#frapalymo 4-nov-16: wolle und milch

Der vierte Impuls“und in die luft des herbstes mischt sich zärtlich wolle und milch”* – hat mich entführt, ja verführt zu einer kleinen Miniatur über das Landleben.

* Wortlaut von karl aka @chrischa68

herbstmorgen auf dem lande
eine miniatur

nebel weidet leis im tal
auf dem berg ruht erstes licht
schafe – aus dem schlaf erwacht –
ziehen still wie weiße wolken
durch die bunt gefärbte welt
in den ställen atmet leben:
bald beginnt der mensch sein tagwerk
und in die luft des herbstes mischt sich zärtlich
wolle und
milch

#frapalymo 2-nov-16: unheimlich

Der zweite Impuls “unheimlich” ist der Auftakt zu einem Doppelimpuls, der mit “heimlich” fortgesetzt wird: Dieses Wort setzt natürlich vielfältige Assoziationen frei, ich bin am Wort geblieben: un-heim-lich.

unheimlich
ist mir dort, wo
in aller Unheimlichkeit
Menschen, die ihre Heimat verlassen mussten,
ein Heim verweigert wird,
dort, wo sie
in aller Heimlichkeit
in die Unheimischheit verbannt oder
dorthin abgeschoben werden, was
man wohl Unheimat zu nennen hat,
dort ist mir
unheimlich

#frapalymo 1-nov-16: Erste Wörter

Noch bin ich im Zweifel: Werde ich überhaupt die Zeit finden, wird es mir mental überhaupt gelingen, jeden Tag ein Gedicht zu Frau Paulchens Impuls (http://paulchenbloggt.de/frapalymo/) zu schreiben? – Nun, ich muss ja nicht… ich schaue einfach mal, wie weit ich komme. Vielleicht beteilige ich mich auch nur sporadisch…

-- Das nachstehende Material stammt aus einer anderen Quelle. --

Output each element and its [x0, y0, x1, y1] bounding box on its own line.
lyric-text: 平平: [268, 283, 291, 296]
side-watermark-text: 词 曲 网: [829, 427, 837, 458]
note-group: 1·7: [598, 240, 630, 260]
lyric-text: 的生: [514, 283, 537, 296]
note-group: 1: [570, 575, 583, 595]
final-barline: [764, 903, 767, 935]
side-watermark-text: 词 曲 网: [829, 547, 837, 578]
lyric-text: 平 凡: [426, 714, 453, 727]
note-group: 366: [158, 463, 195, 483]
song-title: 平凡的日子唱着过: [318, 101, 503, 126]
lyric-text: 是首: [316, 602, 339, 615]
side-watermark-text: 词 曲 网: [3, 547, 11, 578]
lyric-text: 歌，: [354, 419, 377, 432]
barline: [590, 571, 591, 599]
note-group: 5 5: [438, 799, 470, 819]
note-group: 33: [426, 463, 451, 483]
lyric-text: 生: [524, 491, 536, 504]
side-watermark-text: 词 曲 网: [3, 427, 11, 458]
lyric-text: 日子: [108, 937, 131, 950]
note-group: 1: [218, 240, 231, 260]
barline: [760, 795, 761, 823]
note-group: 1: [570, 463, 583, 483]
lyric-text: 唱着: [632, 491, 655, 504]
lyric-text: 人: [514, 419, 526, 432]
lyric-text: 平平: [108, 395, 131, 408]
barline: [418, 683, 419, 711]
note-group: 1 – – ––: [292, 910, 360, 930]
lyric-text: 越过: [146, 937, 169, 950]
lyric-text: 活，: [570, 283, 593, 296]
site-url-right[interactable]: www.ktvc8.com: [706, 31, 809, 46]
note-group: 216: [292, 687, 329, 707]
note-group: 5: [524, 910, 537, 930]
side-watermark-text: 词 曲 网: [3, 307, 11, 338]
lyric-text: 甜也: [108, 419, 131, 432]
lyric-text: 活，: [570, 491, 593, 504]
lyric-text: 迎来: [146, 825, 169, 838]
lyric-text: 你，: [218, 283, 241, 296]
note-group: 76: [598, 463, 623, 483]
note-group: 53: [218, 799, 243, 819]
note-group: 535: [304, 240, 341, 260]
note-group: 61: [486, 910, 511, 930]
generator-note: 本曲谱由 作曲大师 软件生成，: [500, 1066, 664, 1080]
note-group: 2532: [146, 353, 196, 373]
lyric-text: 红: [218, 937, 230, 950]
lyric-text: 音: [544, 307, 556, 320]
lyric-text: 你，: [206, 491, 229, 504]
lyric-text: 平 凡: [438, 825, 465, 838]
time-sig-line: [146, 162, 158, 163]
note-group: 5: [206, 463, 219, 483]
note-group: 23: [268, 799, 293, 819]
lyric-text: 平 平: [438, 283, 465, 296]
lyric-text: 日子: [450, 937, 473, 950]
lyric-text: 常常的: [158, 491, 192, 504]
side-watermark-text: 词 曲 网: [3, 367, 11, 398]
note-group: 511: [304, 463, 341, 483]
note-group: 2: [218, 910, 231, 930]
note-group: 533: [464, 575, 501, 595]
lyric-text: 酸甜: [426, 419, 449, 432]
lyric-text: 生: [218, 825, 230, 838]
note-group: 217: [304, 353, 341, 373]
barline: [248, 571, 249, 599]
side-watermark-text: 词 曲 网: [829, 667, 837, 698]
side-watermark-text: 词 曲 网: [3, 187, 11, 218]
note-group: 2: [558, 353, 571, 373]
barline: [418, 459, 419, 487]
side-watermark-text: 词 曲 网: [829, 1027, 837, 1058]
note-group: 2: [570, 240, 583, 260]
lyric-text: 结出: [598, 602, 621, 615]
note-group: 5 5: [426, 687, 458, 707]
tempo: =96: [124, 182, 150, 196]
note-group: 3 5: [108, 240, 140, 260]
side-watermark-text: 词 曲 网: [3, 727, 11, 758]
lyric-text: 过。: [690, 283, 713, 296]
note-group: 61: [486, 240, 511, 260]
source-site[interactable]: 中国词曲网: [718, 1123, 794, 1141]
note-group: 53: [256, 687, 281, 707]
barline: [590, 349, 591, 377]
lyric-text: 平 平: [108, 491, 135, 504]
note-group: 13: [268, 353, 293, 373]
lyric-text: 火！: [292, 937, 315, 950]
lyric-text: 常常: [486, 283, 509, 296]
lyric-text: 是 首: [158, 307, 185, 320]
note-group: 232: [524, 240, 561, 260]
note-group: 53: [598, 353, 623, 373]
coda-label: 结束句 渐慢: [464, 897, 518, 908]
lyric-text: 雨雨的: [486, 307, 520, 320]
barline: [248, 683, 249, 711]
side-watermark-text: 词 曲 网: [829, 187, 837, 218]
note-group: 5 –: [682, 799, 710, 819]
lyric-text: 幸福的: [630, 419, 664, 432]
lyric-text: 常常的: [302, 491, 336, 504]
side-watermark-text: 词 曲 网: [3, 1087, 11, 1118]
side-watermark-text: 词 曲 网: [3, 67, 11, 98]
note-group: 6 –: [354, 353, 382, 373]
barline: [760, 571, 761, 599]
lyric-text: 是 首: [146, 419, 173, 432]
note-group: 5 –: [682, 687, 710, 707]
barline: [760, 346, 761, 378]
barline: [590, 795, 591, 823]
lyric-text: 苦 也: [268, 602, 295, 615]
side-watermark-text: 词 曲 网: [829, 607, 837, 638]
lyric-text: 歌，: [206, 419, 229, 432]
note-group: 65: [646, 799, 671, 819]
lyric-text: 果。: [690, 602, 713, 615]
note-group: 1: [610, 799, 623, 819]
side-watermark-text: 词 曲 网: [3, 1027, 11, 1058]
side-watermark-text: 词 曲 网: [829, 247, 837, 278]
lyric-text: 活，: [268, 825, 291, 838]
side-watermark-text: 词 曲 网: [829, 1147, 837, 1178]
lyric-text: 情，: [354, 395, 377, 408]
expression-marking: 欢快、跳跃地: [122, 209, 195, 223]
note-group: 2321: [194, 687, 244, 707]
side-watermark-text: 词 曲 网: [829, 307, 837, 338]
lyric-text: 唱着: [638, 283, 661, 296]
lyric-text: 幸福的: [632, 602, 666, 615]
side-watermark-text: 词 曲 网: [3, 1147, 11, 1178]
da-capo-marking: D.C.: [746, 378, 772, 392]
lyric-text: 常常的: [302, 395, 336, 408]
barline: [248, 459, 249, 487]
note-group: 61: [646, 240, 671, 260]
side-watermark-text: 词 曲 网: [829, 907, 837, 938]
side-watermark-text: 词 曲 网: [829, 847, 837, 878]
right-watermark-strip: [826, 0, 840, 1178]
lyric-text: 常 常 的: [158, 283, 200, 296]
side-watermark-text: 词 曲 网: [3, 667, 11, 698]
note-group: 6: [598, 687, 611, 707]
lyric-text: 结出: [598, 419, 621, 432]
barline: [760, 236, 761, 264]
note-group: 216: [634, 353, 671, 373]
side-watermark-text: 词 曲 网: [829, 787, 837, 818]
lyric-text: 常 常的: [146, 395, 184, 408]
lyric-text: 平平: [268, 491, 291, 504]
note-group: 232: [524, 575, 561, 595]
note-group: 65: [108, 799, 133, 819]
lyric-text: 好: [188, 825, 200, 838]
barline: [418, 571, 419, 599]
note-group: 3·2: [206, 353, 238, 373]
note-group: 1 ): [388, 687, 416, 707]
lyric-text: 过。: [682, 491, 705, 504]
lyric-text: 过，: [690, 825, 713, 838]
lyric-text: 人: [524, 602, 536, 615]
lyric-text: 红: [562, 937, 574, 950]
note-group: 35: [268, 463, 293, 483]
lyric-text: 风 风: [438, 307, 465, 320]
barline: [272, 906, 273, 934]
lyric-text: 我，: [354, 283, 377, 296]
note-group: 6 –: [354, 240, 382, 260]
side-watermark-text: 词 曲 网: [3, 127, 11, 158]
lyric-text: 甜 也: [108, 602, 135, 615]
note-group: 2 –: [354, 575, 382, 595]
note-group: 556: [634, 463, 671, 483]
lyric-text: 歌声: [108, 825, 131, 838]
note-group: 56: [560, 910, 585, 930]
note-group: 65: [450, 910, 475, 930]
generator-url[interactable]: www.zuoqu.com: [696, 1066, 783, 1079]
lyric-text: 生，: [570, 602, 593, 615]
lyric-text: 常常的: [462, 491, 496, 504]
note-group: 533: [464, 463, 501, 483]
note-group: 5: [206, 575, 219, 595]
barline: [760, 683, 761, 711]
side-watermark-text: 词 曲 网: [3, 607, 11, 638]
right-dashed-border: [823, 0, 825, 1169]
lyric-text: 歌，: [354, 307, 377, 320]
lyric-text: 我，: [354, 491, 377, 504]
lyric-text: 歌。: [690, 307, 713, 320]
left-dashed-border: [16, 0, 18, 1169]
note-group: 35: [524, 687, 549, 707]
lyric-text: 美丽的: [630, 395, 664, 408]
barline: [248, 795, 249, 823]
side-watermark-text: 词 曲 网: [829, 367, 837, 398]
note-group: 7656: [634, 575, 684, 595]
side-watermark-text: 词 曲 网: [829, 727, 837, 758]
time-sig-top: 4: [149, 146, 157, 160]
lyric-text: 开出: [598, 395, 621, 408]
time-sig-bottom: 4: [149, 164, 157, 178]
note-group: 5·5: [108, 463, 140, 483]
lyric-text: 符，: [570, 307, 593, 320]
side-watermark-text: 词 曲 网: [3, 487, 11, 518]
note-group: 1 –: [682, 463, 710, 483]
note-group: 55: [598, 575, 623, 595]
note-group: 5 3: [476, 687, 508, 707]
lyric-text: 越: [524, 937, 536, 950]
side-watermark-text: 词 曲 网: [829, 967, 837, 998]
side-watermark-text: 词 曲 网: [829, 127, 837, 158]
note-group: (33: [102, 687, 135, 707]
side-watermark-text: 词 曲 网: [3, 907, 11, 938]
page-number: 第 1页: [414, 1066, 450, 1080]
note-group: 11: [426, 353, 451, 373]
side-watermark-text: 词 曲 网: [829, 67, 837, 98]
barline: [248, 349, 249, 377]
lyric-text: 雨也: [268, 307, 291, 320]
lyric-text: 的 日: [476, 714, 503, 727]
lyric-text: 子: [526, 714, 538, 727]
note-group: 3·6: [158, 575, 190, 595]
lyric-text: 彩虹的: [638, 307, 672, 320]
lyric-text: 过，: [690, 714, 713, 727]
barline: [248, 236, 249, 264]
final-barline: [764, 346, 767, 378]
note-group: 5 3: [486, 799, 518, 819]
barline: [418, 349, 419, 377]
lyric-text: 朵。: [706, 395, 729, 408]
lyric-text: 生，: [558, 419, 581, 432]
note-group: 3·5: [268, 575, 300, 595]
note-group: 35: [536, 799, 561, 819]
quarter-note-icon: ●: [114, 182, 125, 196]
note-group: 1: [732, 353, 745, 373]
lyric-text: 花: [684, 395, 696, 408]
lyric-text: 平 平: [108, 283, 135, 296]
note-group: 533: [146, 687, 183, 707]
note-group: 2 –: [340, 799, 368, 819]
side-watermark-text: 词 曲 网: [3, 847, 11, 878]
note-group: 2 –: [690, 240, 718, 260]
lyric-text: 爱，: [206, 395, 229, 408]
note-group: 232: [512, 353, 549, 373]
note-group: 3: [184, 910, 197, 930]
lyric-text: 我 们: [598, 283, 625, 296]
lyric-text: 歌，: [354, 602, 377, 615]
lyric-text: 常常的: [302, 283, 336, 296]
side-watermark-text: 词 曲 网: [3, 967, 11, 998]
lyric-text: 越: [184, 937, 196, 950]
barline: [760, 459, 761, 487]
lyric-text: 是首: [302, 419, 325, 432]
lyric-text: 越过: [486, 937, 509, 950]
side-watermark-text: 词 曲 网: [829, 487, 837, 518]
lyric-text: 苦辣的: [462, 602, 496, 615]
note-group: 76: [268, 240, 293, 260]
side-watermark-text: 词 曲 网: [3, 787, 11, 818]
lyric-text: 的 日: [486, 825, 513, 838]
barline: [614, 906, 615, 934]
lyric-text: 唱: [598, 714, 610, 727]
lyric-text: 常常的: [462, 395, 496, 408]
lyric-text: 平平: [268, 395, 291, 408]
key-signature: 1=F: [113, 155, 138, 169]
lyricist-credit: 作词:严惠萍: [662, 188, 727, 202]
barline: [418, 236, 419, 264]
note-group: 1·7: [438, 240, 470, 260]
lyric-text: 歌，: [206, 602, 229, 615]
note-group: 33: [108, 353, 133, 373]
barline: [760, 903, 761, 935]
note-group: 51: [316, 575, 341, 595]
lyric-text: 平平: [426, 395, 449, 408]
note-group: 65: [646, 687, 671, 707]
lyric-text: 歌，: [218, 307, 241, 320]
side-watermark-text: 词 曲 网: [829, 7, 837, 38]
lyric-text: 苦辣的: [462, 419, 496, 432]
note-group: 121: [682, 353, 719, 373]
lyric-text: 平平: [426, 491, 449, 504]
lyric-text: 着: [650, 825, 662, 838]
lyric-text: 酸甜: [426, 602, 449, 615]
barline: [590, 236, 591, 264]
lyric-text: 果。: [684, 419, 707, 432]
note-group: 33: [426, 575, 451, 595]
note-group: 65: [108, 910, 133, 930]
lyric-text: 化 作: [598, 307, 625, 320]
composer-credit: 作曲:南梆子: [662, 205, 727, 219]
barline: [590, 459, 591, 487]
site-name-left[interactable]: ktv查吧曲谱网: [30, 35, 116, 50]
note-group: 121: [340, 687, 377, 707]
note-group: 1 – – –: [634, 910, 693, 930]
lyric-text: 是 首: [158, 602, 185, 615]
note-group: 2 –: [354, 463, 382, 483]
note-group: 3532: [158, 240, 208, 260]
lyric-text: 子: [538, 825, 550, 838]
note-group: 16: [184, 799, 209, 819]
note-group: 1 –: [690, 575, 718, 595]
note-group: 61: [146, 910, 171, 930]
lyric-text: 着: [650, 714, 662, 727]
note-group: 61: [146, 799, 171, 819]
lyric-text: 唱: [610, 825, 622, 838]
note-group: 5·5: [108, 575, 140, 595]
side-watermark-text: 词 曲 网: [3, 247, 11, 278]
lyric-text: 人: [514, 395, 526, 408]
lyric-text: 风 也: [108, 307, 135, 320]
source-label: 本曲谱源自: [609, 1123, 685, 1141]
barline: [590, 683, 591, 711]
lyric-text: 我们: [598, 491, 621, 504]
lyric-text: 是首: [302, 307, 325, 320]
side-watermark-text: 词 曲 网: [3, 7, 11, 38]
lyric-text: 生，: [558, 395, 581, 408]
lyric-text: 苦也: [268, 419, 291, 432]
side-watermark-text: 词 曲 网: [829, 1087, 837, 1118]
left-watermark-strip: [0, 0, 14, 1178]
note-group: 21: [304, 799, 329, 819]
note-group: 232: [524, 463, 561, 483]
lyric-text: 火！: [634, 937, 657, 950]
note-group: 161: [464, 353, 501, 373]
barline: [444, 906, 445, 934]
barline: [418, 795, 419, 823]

Der erste Impuls “die ersten wörter sind eure ersten wörter” hat bei mir gleich zweifach eingeschlagen: Entstanden sind zwei Gedichte, eines zu den ersten Worten eines Gedichts von Erich Fried, das ich sehr liebe (auch wenn ich mich hier nun in den Widerstreit begebe), und eines zu den ersten Worten aus dem ‘Parzvial’ Wolframs von Eschenbach, einem mittelalterlichen Versroman (Anfang 13. Jh.), dem ich schon lange sehr verbunden bin.

 

Nicht nichs

Nicht nichts
ohne dich
*
aber auch:
Nicht alles
mit dir

*Erich Fried: Ohne dich. In: Liebesgedichte (Quartheft 103).

 

Ist zwîvel herzen nâchgebûr

Ist zwîvel herzen nâchgebûr,
daz muoz der sêle werden sûr.
Wenn Zweifel Herzens Nachbar ist,
dann wird das sauer für die Seele*

zumindest wenn’s ein Zweifel ist,
der der Verzweiflung nahesteht,
ein Nachbar, der seinen Nachbarn
gern entzweit, indem er
bittersaure Zwietracht sät,
so dass das nunmehr zwiefalt Herz
an Welt, an Mensch, an sich
bald zweifelt, bald verzweifelt
– zweifach zwiegespalten.
Süß nur ist der Zweifel,
der einen jeden Zweifelsfall
ins rechte Zwielicht rückt:
ein Zweifel, der Herz, Welt und Ich
immer wieder konstruktiv mit Bedacht in Frage stellt:
Ist zwîvel herzen nâchgebûr,
daz muoz der sêle werden sûr.
Ist ab zwîvel herzen kampfgenôz,

daz ist der sêle süezer dôz.**

*Wolfram von Eschenbach: Parzival, Prolog, Verse 1-2 (die neuhochdeutsche Übersetzung der Sentenz stammt von mir)
**Wenn aber Zweifel des Herzens Kampfgenosse ist, dann ist das für die Seele süßer – weil: heilbringender – Klang (die mittelhochdeutsche Weiterdichtung und ihre neuhochdeutsche Übersetzung sind natürlich von mir).